More recently Mr McClendon has enraged shareholder activists. On May 1st they clipped his wings. While remaining chief executive, Mr McClendon will give up the chair of Chesapeake to someone independent. Shareholders hope this will stiffen the spine of a boss-friendly board. Mr McClendon will also negotiate the scrapping, by 2014, of a programme by which he was allowed to buy a 2.5% stake in every new well drilled by his company.

Mr McClendon has long argued that this unusual arrangement was in the best interests of shareholders. “You could say I’m the only CEO in America who truly participates alongside his company in the day-to-day business activity on the same basis as the company,” he told Forbes last year. Presumably he believes that his incentives will now become less well-aligned. Many shareholders disagree.

As Chesapeake has grown, so has Mr McClendon’s appetite for debt to finance his stakes in wells. (To avoid cherry-picking, he was obliged to invest in all of each year’s new ones, or none at all.) In the first year of the programme, according to the Wall Street Journal, the firm drilled 19 wells; last year it was around 1,700, and Mr McClendon had to stump up over $457m.

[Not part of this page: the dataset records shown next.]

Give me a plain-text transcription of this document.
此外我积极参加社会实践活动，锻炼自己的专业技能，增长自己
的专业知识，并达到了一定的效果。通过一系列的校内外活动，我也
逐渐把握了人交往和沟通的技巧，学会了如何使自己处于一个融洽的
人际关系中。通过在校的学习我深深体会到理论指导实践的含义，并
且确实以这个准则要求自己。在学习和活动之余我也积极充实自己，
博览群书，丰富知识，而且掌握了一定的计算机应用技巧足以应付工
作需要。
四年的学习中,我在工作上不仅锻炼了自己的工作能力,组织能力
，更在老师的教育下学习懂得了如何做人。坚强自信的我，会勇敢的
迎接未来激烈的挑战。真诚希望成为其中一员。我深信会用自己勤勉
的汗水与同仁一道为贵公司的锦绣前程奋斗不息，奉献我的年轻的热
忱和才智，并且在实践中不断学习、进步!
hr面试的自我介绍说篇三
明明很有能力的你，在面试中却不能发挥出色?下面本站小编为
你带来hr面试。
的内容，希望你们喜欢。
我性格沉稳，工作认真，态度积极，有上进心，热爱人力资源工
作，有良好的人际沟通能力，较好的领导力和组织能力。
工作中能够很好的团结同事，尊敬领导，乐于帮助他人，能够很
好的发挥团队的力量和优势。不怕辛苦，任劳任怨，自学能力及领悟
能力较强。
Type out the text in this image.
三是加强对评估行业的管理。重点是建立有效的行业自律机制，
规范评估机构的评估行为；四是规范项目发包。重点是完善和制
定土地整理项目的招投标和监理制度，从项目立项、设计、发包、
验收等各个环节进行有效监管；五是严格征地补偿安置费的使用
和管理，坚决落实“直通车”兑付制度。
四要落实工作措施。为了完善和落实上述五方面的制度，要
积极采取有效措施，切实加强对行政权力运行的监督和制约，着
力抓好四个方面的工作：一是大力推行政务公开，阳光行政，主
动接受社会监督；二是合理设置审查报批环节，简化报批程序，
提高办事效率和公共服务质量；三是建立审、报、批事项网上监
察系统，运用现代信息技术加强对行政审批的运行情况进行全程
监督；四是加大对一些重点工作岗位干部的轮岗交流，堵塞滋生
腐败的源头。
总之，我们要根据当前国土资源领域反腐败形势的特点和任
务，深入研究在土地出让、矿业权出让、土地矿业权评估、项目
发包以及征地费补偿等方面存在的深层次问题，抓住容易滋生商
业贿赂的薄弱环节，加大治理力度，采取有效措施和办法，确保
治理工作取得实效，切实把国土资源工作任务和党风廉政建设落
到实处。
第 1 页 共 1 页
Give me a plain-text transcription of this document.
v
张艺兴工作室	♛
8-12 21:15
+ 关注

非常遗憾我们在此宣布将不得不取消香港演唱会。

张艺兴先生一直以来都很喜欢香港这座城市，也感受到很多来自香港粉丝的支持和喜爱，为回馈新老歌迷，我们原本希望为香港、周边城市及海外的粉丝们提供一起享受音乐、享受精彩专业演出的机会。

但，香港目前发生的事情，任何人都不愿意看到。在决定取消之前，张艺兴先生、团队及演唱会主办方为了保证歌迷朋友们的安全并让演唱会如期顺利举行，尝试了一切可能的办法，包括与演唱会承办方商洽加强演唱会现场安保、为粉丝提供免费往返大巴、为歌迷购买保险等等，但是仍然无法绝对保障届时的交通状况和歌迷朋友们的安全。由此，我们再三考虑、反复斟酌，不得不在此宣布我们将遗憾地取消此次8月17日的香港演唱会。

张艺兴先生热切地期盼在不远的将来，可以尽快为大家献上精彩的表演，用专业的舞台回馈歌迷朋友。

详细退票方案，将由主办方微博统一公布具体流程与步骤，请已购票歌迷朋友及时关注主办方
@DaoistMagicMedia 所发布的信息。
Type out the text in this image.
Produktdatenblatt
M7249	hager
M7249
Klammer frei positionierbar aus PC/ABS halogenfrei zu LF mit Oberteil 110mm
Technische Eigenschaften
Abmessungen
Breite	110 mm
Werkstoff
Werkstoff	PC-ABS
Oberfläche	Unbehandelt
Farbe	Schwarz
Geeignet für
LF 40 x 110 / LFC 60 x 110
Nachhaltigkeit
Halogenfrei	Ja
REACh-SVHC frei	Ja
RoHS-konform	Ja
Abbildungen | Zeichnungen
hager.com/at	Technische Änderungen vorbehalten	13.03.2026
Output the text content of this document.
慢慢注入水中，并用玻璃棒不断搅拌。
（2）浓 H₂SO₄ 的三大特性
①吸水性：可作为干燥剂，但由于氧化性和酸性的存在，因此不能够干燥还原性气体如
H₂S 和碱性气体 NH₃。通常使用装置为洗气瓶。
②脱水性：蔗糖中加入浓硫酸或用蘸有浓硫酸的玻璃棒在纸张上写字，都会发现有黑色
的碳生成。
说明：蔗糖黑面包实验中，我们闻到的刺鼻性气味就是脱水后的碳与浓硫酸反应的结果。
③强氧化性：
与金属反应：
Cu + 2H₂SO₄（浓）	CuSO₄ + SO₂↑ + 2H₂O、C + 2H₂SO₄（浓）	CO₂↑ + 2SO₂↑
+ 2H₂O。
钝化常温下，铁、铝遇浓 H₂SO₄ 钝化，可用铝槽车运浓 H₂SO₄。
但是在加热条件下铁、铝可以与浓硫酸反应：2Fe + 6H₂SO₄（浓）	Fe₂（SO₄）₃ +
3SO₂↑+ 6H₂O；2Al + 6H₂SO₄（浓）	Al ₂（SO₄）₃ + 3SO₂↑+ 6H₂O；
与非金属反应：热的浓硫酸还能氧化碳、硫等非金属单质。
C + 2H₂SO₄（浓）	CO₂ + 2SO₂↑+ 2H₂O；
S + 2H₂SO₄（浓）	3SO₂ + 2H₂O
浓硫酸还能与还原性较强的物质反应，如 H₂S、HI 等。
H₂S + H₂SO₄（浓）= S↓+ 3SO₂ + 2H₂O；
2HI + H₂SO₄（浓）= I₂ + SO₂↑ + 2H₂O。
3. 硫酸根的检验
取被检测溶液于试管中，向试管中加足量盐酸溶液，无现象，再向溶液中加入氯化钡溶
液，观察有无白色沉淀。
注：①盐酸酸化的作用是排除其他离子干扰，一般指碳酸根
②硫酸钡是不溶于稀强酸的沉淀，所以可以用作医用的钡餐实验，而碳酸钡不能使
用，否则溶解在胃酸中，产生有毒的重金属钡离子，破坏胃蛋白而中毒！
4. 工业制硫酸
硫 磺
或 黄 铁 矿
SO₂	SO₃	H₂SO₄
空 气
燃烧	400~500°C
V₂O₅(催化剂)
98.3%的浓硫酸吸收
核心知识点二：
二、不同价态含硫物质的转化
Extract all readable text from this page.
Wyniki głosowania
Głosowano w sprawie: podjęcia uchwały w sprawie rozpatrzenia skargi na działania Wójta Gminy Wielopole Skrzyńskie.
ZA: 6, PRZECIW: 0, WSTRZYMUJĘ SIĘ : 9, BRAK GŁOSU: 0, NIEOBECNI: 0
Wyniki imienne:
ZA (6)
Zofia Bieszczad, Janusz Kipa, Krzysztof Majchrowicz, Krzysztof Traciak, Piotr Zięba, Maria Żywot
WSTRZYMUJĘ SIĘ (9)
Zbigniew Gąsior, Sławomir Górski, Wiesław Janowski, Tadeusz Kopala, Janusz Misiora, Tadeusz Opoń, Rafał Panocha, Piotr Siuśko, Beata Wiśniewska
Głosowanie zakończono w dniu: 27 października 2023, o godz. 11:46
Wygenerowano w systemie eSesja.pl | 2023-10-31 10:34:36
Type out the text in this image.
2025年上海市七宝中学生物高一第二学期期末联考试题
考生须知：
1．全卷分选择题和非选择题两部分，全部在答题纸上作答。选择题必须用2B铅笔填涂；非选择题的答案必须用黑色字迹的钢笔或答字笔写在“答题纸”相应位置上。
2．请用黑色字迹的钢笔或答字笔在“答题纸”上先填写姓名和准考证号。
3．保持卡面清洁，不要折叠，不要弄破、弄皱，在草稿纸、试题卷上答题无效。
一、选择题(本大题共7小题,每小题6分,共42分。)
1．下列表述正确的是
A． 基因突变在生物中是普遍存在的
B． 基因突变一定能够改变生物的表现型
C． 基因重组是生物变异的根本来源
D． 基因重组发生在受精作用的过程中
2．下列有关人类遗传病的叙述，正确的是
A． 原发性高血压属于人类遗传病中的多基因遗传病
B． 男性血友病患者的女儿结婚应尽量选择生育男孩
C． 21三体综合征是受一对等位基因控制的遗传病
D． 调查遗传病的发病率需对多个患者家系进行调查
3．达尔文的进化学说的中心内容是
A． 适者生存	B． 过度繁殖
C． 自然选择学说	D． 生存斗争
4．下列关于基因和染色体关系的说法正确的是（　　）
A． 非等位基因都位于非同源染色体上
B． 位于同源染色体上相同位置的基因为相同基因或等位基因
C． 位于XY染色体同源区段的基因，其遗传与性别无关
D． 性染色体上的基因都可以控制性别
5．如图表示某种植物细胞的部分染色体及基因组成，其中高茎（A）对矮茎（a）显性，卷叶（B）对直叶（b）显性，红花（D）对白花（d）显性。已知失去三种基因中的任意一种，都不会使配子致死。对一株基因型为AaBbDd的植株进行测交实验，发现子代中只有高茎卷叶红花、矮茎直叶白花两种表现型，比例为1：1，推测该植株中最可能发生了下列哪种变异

He did this mostly by borrowing: he admits to personal debts of $846m. In 2008, as natural-gas prices plunged along with the firm’s market capitalisation, he had to sell most of his shares in Chesapeake to repay debts. The following June, the board gave him a special $75m bonus to invest in the well programme, while suspending the requirement that he own shares in the firm worth five times his annual salary. This generous move was what first stoked the ire of shareholder activists.

Hedge funds short-selling Chesapeake’s shares talk of “red flags” that suggest trouble ahead. For example, the board is looking into reports that Mr McClendon borrowed money from financial firms that had a business relationship with Chesapeake. The firm also disclosed that the taxman was looking at the well programme as part of an audit. On May 2nd, Mr McClendon complained that “a great deal of misinformation” has been published.

To have a boss with such big debts looks risky. Did the board know the details? This much is clear: neither the board nor shareholders can claim they were unaware of the programme that let Mr McClendon invest in new wells, which has existed since the firm went public in 1993.

As the forthcoming flotation of Facebook may show, investors are often willing to overlook weak corporate governance when offered the chance to buy shares in a newly listed firm run by a brilliant entrepreneur. The turmoil at Chesapeake should remind them: caveat emptor.